Bizim anlayışımıza göre, Kur’ân’daki her necm [vahy bölümü] bir sayfa, her konu da bir Sûre idi.
Gönül, her bir necmin iniş sırasının belirlenmiş olmasını, Sûrelerin tertibinin de bu sıralamaya uygun olarak yapılmış olmasını isterdi. Bunun Kur’ân’ın daha iyi anlaşılması konusunda kolaylık sağlayacağı kanısındayım. Şahsen içimde İslâm ülkelerindeki akademisyenlerin ortak çabalarıyla böyle bir çalışma yapılacağı ve bunda başarı sağlanacağı yönünde bir umut taşımaktayım. Ne var ki, şimdilik bu hayalin önünde bir takım engeller mevcuttur.
SAYFA ve SÛRELERİN OLUŞUMU: Elimizdeki Mushaf, sayfa ve Sûrelerin sıralanışı yönünden kronolojik sıraya göre değil, sahabenin görüşleri doğrultusunda oluşturulmuştur.
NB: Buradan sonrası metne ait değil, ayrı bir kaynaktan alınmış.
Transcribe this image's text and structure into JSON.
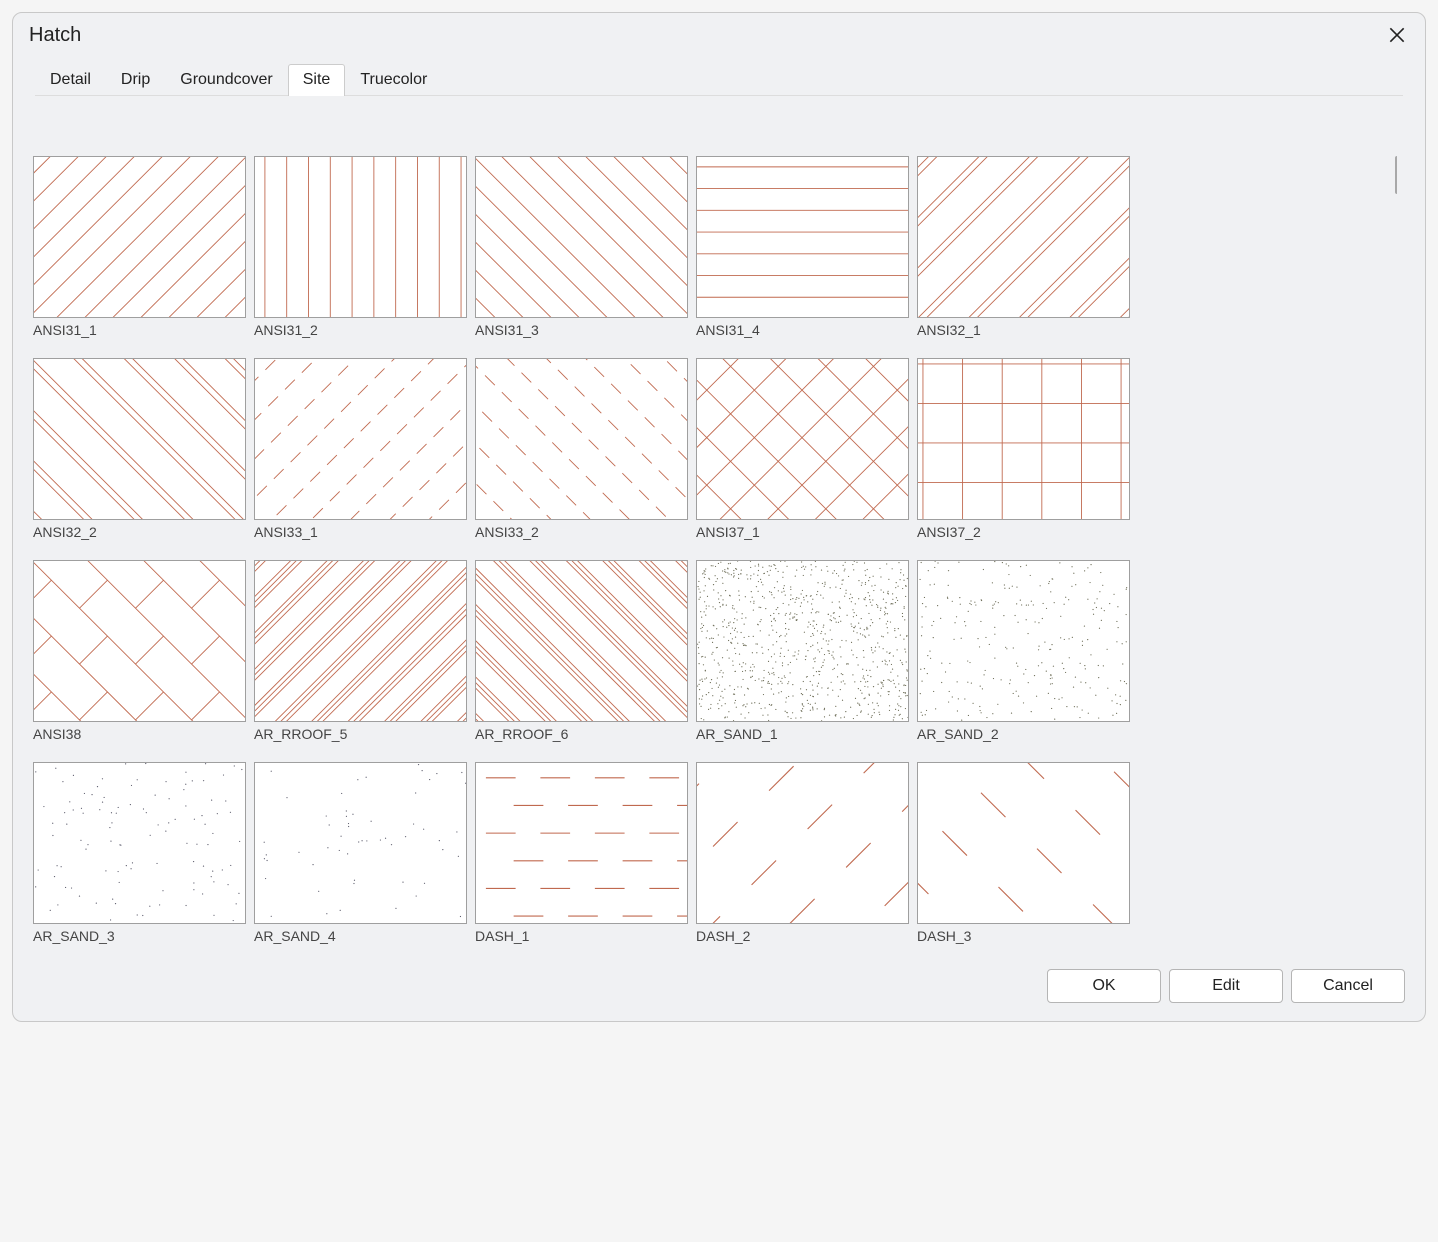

Özellikle belirtmek gerekirse, Kur’ân Allah’tan bu sıra ve tertip üzere gelmemiştir. Bu nedenle sûrelerin tertibi konusunda İslâm bilginleri ve araştırmacılar arasında geniş bir ihtilâf vardır. Mevcut tertibin peygamberimiz tarafından yapıldığını, yani tertibin tevkifî [vahye dayalı] olduğunu iddia edenler olduğu gibi, sahabenin içtihatlarıyla yapıldığını ileri sürenler de vardır.
Tertibin tevkifî olduğunu ileri sürenler, Halife Osman zamanında yazılan ve “İmam” ismi verilen Mushaf’ın bütün sahabe tarafından muhalefet edilmeden icmaen kabul edildiğini de iddia etmişler ve diğer şahıs Mushaflarının yakılmasının mevcut tertibin Allah tarafından vahiy ile yaptırıldığına yeterli kanıt olduğunu söylemişlerdir. Hâlbuki Kur’ân’da böyle bir vahiy yoktur. Olmadığı için de “vahy-i gayr-i metluv” şeklinde bir kavram ihdas edilmiştir.
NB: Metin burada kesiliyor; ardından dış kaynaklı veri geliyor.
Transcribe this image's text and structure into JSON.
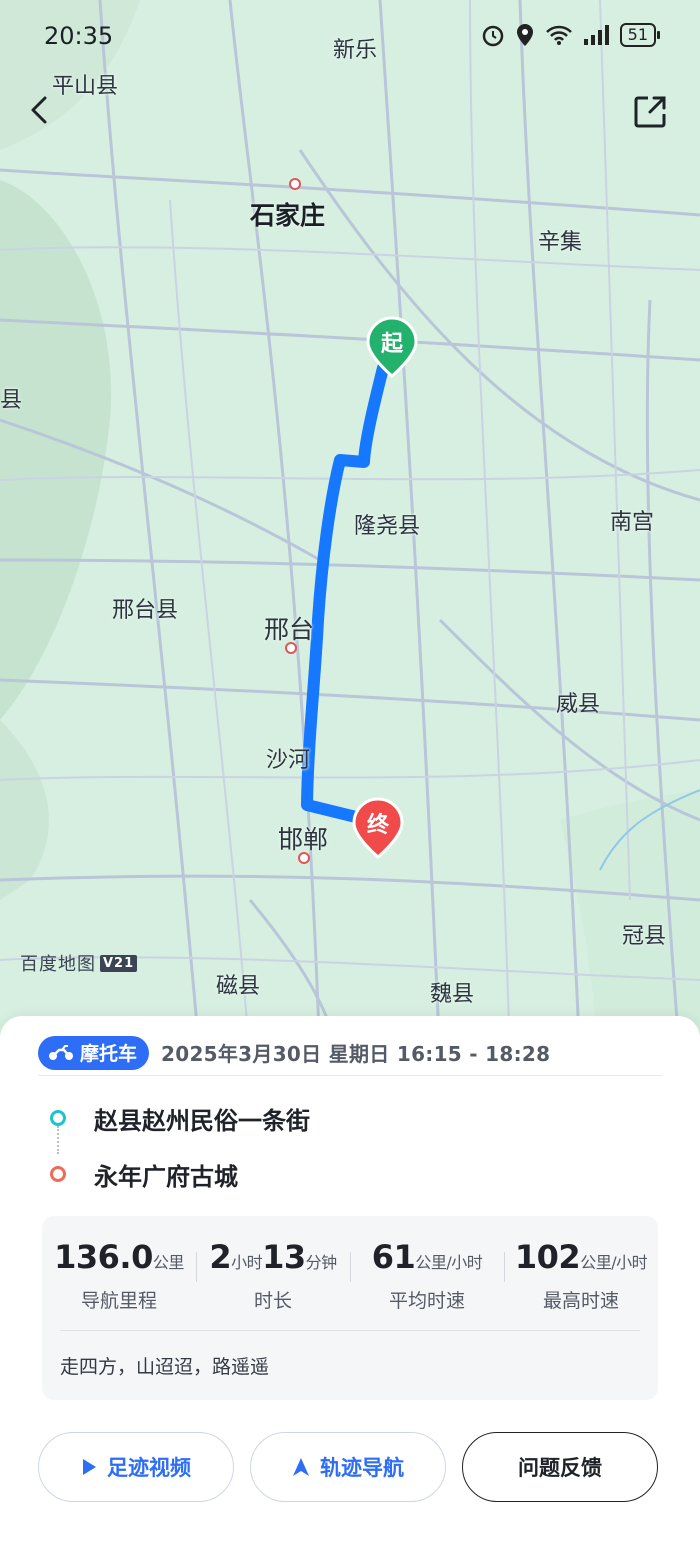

İmam Malik’in de içinde bulunduğu ve mevcut tertibin sahabe içtihadına dayandığını kabul eden görüş sahipleri ise, sahabe elinde bulunan Mushafların farklı tertiplerde oluşunu kendi görüşlerinin doğruluğuna kanıt olarak göstermektedirler.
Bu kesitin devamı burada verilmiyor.